Reasoning Core: A Scalable RL Environment for LLM Symbolic Reasoning
This addresses the need for better reasoning benchmarks in AI research, though it is incremental as it builds on existing RLVR concepts with a new environment.
The paper tackles the problem of advancing symbolic reasoning in LLMs by introducing Reasoning Core, a scalable RL environment with verifiable rewards that procedurally generates problems across formal domains, and initial zero-shot evaluations show it is difficult for frontier LLMs, positioning it as a resource for improvement.
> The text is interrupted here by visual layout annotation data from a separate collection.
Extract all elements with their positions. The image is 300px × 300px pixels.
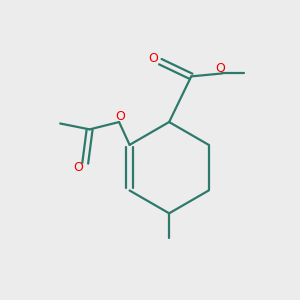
Text: O: O	[116, 110, 125, 123]
Text: O: O	[148, 52, 158, 65]
Text: O: O	[73, 161, 83, 174]
Text: O: O	[216, 61, 226, 75]
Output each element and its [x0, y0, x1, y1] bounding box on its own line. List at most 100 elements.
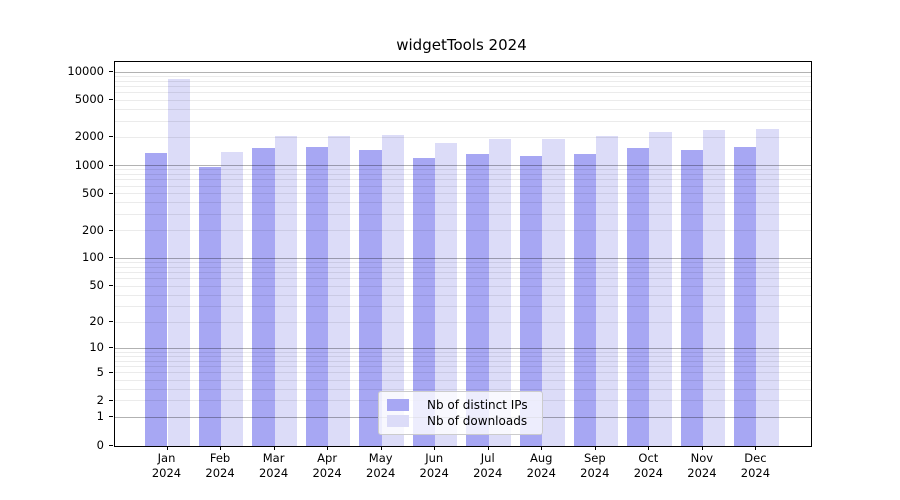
bar-distinct-ips-sep: [573, 154, 596, 446]
x-tick-label-dec: Dec 2024: [725, 451, 785, 482]
minor-gridline-9: [114, 351, 811, 353]
bar-downloads-oct: [649, 131, 672, 446]
minor-gridline-20: [114, 321, 811, 323]
minor-gridline-8000: [114, 80, 811, 82]
bar-distinct-ips-may: [359, 149, 382, 446]
y-tick-label-1: 1: [96, 409, 104, 424]
x-tick-label-oct: Oct 2024: [618, 451, 678, 482]
bar-downloads-dec: [756, 128, 779, 446]
gridlines-layer: [114, 62, 811, 446]
minor-gridline-500: [114, 193, 811, 195]
minor-gridline-80: [114, 266, 811, 268]
x-tick-mark-jan: [166, 445, 168, 450]
y-tick-label-5000: 5000: [74, 92, 104, 107]
plot-area: [113, 61, 812, 447]
bar-downloads-aug: [542, 139, 565, 446]
legend-swatch-distinct-ips: [387, 399, 409, 411]
x-tick-year-may: 2024: [366, 466, 396, 480]
bar-distinct-ips-dec: [734, 146, 757, 446]
x-tick-mark-dec: [755, 445, 757, 450]
minor-gridline-4: [114, 379, 811, 381]
y-tick-mark-10: [109, 347, 113, 349]
y-tick-label-100: 100: [82, 250, 104, 265]
x-tick-label-feb: Feb 2024: [190, 451, 250, 482]
chart-title: widgetTools 2024: [396, 36, 527, 54]
x-tick-label-jun: Jun 2024: [404, 451, 464, 482]
major-gridline-10: [114, 347, 811, 349]
x-tick-mark-mar: [273, 445, 275, 450]
minor-gridline-30: [114, 305, 811, 307]
bar-distinct-ips-jan: [145, 153, 168, 446]
legend: Nb of distinct IPs Nb of downloads: [378, 391, 543, 435]
minor-gridline-400: [114, 202, 811, 204]
x-tick-mark-sep: [594, 445, 596, 450]
legend-swatch-downloads: [387, 415, 409, 427]
y-tick-mark-100: [109, 257, 113, 259]
bar-downloads-nov: [702, 130, 726, 446]
minor-gridline-2000: [114, 136, 811, 138]
y-tick-label-2000: 2000: [74, 129, 104, 144]
y-tick-label-1000: 1000: [74, 157, 104, 172]
bar-downloads-mar: [274, 135, 297, 446]
y-tick-label-10000: 10000: [67, 64, 104, 79]
x-tick-label-aug: Aug 2024: [511, 451, 571, 482]
minor-gridline-60: [114, 278, 811, 280]
x-tick-mark-jun: [434, 445, 436, 450]
major-gridline-100: [114, 257, 811, 259]
x-tick-label-apr: Apr 2024: [297, 451, 357, 482]
minor-gridline-40: [114, 294, 811, 296]
minor-gridline-200: [114, 230, 811, 232]
bar-distinct-ips-feb: [198, 167, 222, 446]
minor-gridline-3000: [114, 120, 811, 122]
x-tick-label-may: May 2024: [351, 451, 411, 482]
bar-distinct-ips-apr: [305, 147, 329, 446]
minor-gridline-6000: [114, 92, 811, 94]
minor-gridline-3: [114, 388, 811, 390]
x-tick-year-nov: 2024: [687, 466, 717, 480]
legend-item-downloads: Nb of downloads: [387, 414, 534, 428]
bar-distinct-ips-mar: [252, 147, 275, 446]
x-tick-year-aug: 2024: [526, 466, 556, 480]
y-tick-label-5: 5: [96, 364, 104, 379]
x-tick-year-sep: 2024: [580, 466, 610, 480]
x-tick-mark-aug: [541, 445, 543, 450]
minor-gridline-9000: [114, 76, 811, 78]
minor-gridline-6: [114, 366, 811, 368]
y-tick-label-0: 0: [96, 437, 104, 452]
x-tick-label-mar: Mar 2024: [244, 451, 304, 482]
y-tick-label-500: 500: [82, 185, 104, 200]
bar-distinct-ips-aug: [519, 155, 543, 446]
minor-gridline-700: [114, 179, 811, 181]
minor-gridline-70: [114, 272, 811, 274]
major-gridline-10000: [114, 71, 811, 73]
minor-gridline-300: [114, 213, 811, 215]
bar-distinct-ips-jun: [412, 158, 436, 446]
y-tick-mark-1000: [109, 164, 113, 166]
x-tick-mark-nov: [701, 445, 703, 450]
minor-gridline-4000: [114, 108, 811, 110]
x-tick-year-apr: 2024: [312, 466, 342, 480]
x-tick-label-jan: Jan 2024: [137, 451, 197, 482]
bar-downloads-jan: [167, 79, 190, 446]
x-tick-label-sep: Sep 2024: [565, 451, 625, 482]
minor-gridline-600: [114, 185, 811, 187]
minor-gridline-5: [114, 372, 811, 374]
minor-gridline-5000: [114, 99, 811, 101]
y-tick-mark-2000: [109, 136, 113, 138]
x-tick-mark-oct: [648, 445, 650, 450]
x-tick-mark-jul: [487, 445, 489, 450]
bar-downloads-sep: [595, 135, 619, 446]
minor-gridline-7: [114, 360, 811, 362]
y-tick-mark-500: [109, 192, 113, 194]
x-tick-mark-may: [380, 445, 382, 450]
bar-downloads-apr: [328, 136, 351, 446]
x-tick-year-oct: 2024: [633, 466, 663, 480]
x-tick-label-nov: Nov 2024: [672, 451, 732, 482]
y-tick-mark-5: [109, 371, 113, 373]
bar-downloads-jun: [435, 142, 458, 446]
x-tick-year-jun: 2024: [419, 466, 449, 480]
y-tick-mark-200: [109, 229, 113, 231]
bar-distinct-ips-jul: [466, 154, 489, 446]
y-tick-mark-1: [109, 416, 113, 418]
y-tick-label-50: 50: [89, 278, 104, 293]
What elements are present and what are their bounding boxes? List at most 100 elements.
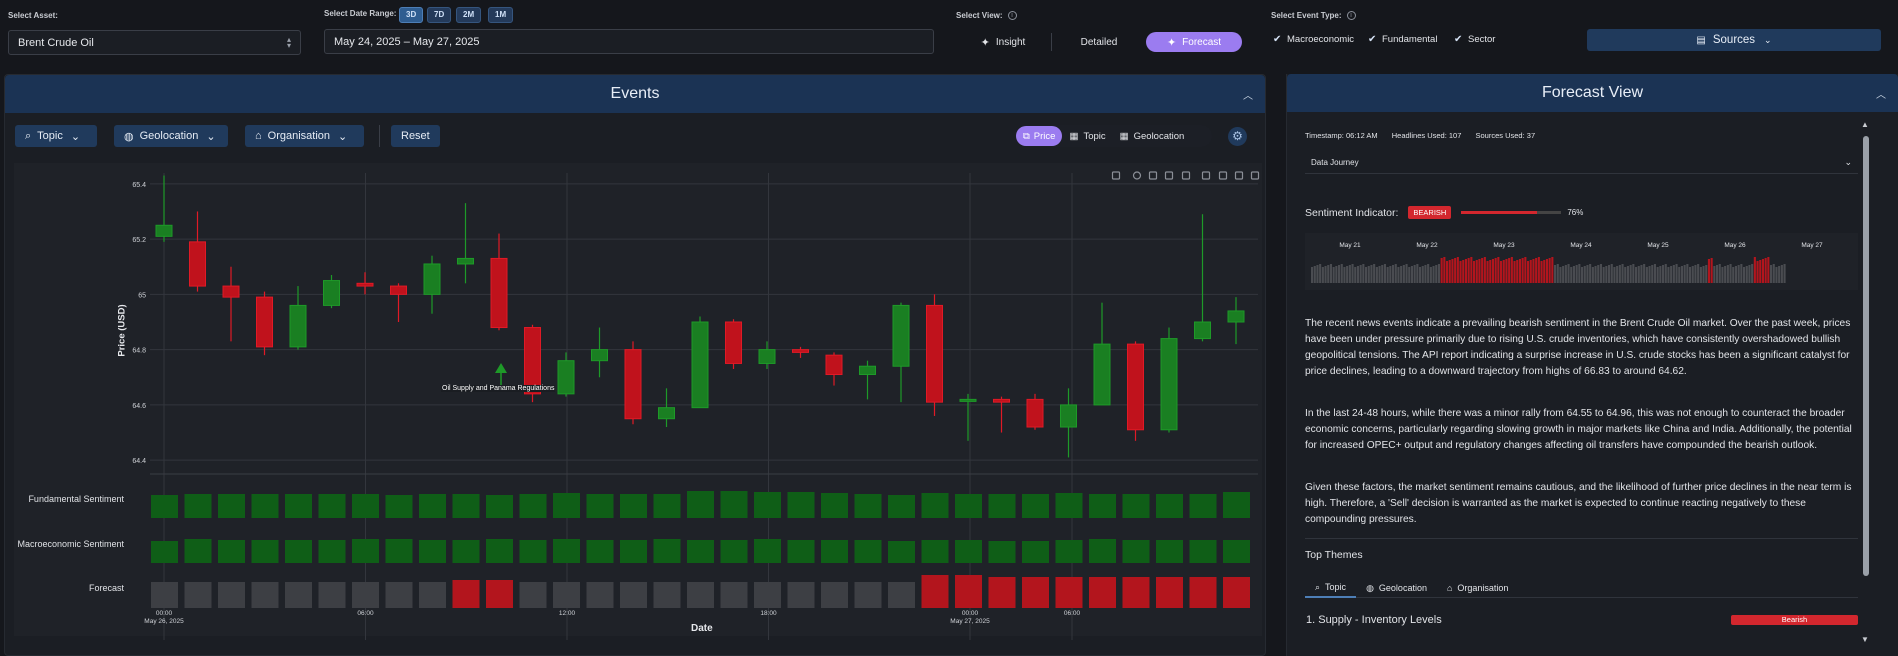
view-forecast-button[interactable]: ✦ Forecast (1146, 32, 1242, 52)
timestamp: Timestamp: 06:12 AM (1305, 131, 1378, 140)
timeline-bar (1559, 267, 1562, 283)
forecast-meta: Timestamp: 06:12 AM Headlines Used: 107 … (1305, 131, 1547, 140)
timeline-bar (1427, 264, 1430, 283)
timeline-bar (1726, 265, 1729, 283)
topic-filter-button[interactable]: ⌕ Topic ⌄ (15, 125, 97, 147)
timeline-bar (1416, 264, 1419, 283)
range-3d-button[interactable]: 3D (399, 7, 424, 23)
timeline-bar (1451, 259, 1454, 283)
timeline-bar (1405, 264, 1408, 283)
mode-price-label: Price (1033, 130, 1056, 142)
timeline-bar (1575, 265, 1578, 283)
timeline-bar (1597, 265, 1600, 283)
date-range-value: May 24, 2025 – May 27, 2025 (334, 35, 480, 48)
search-icon: ⌕ (1315, 581, 1321, 592)
geolocation-filter-button[interactable]: ◍ Geolocation ⌄ (114, 125, 228, 147)
timeline-date-label: May 24 (1570, 242, 1592, 249)
tab-topic[interactable]: ⌕ Topic (1305, 578, 1357, 598)
tab-geolocation[interactable]: ◍ Geolocation (1356, 578, 1437, 598)
timeline-bar (1770, 265, 1773, 283)
scroll-down-arrow[interactable]: ▼ (1861, 635, 1869, 644)
chart-icon: ⧉ (1023, 130, 1030, 142)
event-annotation[interactable]: Oil Supply and Panama Regulations (441, 385, 556, 392)
timeline-bar (1532, 259, 1535, 283)
theme-item-label: 1. Supply - Inventory Levels (1306, 614, 1442, 626)
timeline-bar (1721, 267, 1724, 283)
timeline-bar (1656, 267, 1659, 283)
date-range-input[interactable]: May 24, 2025 – May 27, 2025 (324, 29, 934, 54)
scrollbar-thumb[interactable] (1863, 136, 1869, 576)
divider (1051, 33, 1052, 51)
timeline-bar (1454, 258, 1457, 283)
mode-topic-button[interactable]: ▦ Topic (1062, 126, 1112, 146)
timeline-bar (1761, 259, 1764, 283)
sector-checkbox[interactable]: ✔ Sector (1454, 34, 1495, 45)
events-header[interactable]: Events ︿ (5, 75, 1265, 113)
forecast-row-label: Forecast (88, 583, 124, 593)
help-icon[interactable]: i (1007, 11, 1017, 21)
macroeconomic-checkbox[interactable]: ✔ Macroeconomic (1273, 34, 1354, 45)
range-1m-button[interactable]: 1M (488, 7, 514, 23)
macroeconomic-label: Macroeconomic (1287, 34, 1355, 45)
timeline-bar (1672, 265, 1675, 283)
timeline-bar (1392, 265, 1395, 283)
timeline-date-label: May 25 (1647, 242, 1669, 249)
chevron-up-icon[interactable]: ︿ (1876, 90, 1886, 101)
mode-geolocation-button[interactable]: ▦ Geolocation (1113, 126, 1192, 146)
timeline-bar (1632, 264, 1635, 283)
sources-button[interactable]: ▤ Sources ⌄ (1587, 29, 1881, 51)
reset-button[interactable]: Reset (391, 125, 440, 147)
theme-item[interactable]: 1. Supply - Inventory Levels Bearish (1305, 614, 1858, 626)
asset-value: Brent Crude Oil (18, 36, 94, 49)
timeline-bar (1402, 265, 1405, 283)
headlines-used: Headlines Used: 107 (1391, 131, 1462, 140)
tab-organisation[interactable]: ⌂ Organisation (1437, 578, 1518, 598)
mode-price-button[interactable]: ⧉ Price (1016, 126, 1063, 146)
scrollbar[interactable]: ▲ ▼ (1861, 120, 1871, 644)
timeline-bar (1759, 260, 1762, 283)
timeline-bar (1648, 266, 1651, 283)
timeline-bar (1618, 265, 1621, 283)
fundamental-checkbox[interactable]: ✔ Fundamental (1368, 34, 1437, 45)
tab-topic-label: Topic (1325, 582, 1347, 592)
organisation-filter-button[interactable]: ⌂ Organisation ⌄ (245, 125, 364, 147)
timeline-bar (1518, 259, 1521, 283)
timeline-date-label: May 21 (1339, 242, 1361, 249)
timeline-bar (1778, 266, 1781, 283)
scroll-up-arrow[interactable]: ▲ (1861, 120, 1869, 129)
view-insight-button[interactable]: ✦ Insight (955, 32, 1051, 52)
asset-select[interactable]: Brent Crude Oil ▴ ▾ (8, 30, 301, 55)
tab-organisation-label: Organisation (1457, 583, 1509, 593)
timeline-bar (1548, 258, 1551, 283)
timeline-bar (1340, 264, 1343, 283)
timeline-bar (1662, 265, 1665, 283)
forecast-header[interactable]: Forecast View ︿ (1287, 74, 1898, 112)
timeline-bar (1737, 265, 1740, 283)
data-journey-dropdown[interactable]: Data Journey ⌄ (1305, 152, 1858, 174)
chart-mode-switch: ⧉ Price ▦ Topic ▦ Geolocation (1016, 125, 1212, 147)
range-7d-button[interactable]: 7D (427, 7, 452, 23)
timeline-bar (1343, 267, 1346, 283)
timeline-bar (1775, 267, 1778, 283)
sentiment-bar (1461, 211, 1562, 214)
timeline-bar (1613, 267, 1616, 283)
timeline-bar (1448, 260, 1451, 283)
view-switch: ✦ Insight Detailed ✦ Forecast (955, 31, 1242, 53)
view-detailed-button[interactable]: Detailed (1052, 32, 1146, 52)
timeline-bar (1740, 264, 1743, 283)
range-2m-button[interactable]: 2M (456, 7, 482, 23)
view-insight-label: Insight (995, 36, 1026, 48)
timeline-bar (1691, 266, 1694, 283)
timeline-bar (1535, 258, 1538, 283)
timeline-bar (1354, 267, 1357, 283)
asset-label: Select Asset: (8, 11, 58, 20)
timeline-bar (1394, 264, 1397, 283)
timeline-bar (1567, 264, 1570, 283)
timeline-bar (1362, 264, 1365, 283)
divider (379, 125, 380, 147)
timeline-bar (1311, 267, 1314, 283)
settings-gear-icon[interactable]: ⚙ (1228, 127, 1247, 146)
help-icon[interactable]: i (1346, 11, 1356, 21)
chevron-up-icon[interactable]: ︿ (1243, 91, 1253, 102)
timeline-bar (1626, 266, 1629, 283)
We introduce Reasoning Core, a new scalable environment for Reinforcement Learning with Verifiable Rewards (RLVR), designed to advance foundational symbolic reasoning in Large Language Models (LLMs). Unlike existing benchmarks that focus on games or isolated puzzles, Reasoning Core procedurally generates problems across core formal domains, including PDDL planning, first-order logic, context-free grammar parsing, causal reasoning, and system equation solving. The environment is built on key design principles of high-generality problem distributions, verification via external tools, and continuous difficulty control, which together provide a virtually infinite supply of novel training instances. Initial zero-shot evaluations with frontier LLMs confirm the difficulty of Reasoning Core's tasks, positioning it as a promising resource to improve the reasoning capabilities of future models.